Content note: discussion of self-harm/depression/loss
By Nadia Singh
My favourite TV shows are still cartoons. I ask for hot chocolate whenever someone offers me tea or coffee. I had to bring a Corgi plushie to nearly every lecture and supervision in my second year for moral support. I choose my favourite Pokémon based on how cute they are instead of their battle stats. I still like to think that the moon is following me when I’m on a long drive at night.
Since experiencing an unexpected loss aged 17 whilst suffering from depression, I’ve felt sort of ‘stuck’ at that age, so it’s easy to feel left behind compared to my peers.
It seems as though people my age are growing and transitioning seamlessly into adulthood, whilst I’m spending each year of my life recovering from the previous one. Instead of planning for my future, I seem to invest most of my energy into processing traumatic events that I didn’t pay enough attention to when I was younger. This term, a good day will be one in which my Mum doesn’t receive a phone call telling her that I’m in hospital.

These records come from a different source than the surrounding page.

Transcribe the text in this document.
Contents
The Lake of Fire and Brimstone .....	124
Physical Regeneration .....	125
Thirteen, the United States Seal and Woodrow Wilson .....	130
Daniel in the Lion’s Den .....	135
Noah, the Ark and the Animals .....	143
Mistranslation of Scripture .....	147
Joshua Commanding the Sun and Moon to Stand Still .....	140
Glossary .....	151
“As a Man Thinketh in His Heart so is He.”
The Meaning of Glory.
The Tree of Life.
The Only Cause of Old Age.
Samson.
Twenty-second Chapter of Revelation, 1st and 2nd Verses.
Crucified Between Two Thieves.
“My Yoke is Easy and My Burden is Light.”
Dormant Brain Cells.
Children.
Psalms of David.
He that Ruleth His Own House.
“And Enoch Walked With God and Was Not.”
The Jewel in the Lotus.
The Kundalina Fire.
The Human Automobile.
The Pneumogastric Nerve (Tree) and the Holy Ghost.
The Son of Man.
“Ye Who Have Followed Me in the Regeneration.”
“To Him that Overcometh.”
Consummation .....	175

Currently my only responsibility is to keep all of my blood inside my body.
People should absolutely feel proud of reaching milestones and attaining achievements by which (in today’s soul-crushing capitalist hellscape) we commonly measure growth and success – those are fantastic accomplishments!
But I also think it’s important to create and recognise alternative milestones or achievements which can indicate these things, however small.

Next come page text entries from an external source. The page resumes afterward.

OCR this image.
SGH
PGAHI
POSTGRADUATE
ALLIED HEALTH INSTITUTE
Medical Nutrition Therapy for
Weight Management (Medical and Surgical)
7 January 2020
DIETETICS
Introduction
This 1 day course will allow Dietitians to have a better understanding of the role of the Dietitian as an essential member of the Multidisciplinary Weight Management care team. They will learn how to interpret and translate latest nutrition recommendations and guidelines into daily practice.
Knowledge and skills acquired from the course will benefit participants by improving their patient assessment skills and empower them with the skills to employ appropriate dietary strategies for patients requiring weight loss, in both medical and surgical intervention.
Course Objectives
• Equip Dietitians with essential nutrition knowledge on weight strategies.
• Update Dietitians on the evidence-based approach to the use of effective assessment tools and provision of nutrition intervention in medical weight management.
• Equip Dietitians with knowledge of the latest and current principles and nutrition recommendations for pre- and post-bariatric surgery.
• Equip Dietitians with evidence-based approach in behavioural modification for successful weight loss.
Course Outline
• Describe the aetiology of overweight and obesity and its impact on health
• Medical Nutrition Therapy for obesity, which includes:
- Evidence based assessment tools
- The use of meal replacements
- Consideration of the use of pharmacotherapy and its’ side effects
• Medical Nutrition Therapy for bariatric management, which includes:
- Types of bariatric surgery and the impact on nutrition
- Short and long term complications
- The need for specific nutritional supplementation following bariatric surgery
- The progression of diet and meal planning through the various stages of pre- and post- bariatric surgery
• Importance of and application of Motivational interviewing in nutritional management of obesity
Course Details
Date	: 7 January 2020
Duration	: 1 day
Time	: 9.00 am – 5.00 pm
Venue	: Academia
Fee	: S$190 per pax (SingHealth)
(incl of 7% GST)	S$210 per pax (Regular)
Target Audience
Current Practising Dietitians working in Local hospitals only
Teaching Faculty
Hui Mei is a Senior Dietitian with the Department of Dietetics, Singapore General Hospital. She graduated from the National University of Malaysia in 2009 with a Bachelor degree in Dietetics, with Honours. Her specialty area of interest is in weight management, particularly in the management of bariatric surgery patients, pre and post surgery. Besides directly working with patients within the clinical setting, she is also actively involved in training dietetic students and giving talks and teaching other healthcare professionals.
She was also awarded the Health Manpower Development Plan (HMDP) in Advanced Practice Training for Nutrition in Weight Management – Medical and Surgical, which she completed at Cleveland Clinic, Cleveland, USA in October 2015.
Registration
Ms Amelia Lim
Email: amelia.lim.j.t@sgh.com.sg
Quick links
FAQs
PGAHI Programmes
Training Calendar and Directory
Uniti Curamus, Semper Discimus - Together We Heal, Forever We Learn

Reaching a certain number of days or months or years without self-harming or wanting to self-harm. Folding your laundry as soon as you take it out of the dryer. Leaving your room for the first time during a depressive episode. Toasting your bread to the optimum level of toastiness. Remembering to drink water.
It feels silly striving for the bare-minimum standard of looking after myself when I’m surrounded by some of the most capable and talented people my age. No one will give you a medal for these small victories, but that doesn’t mean that they aren’t worth celebrating!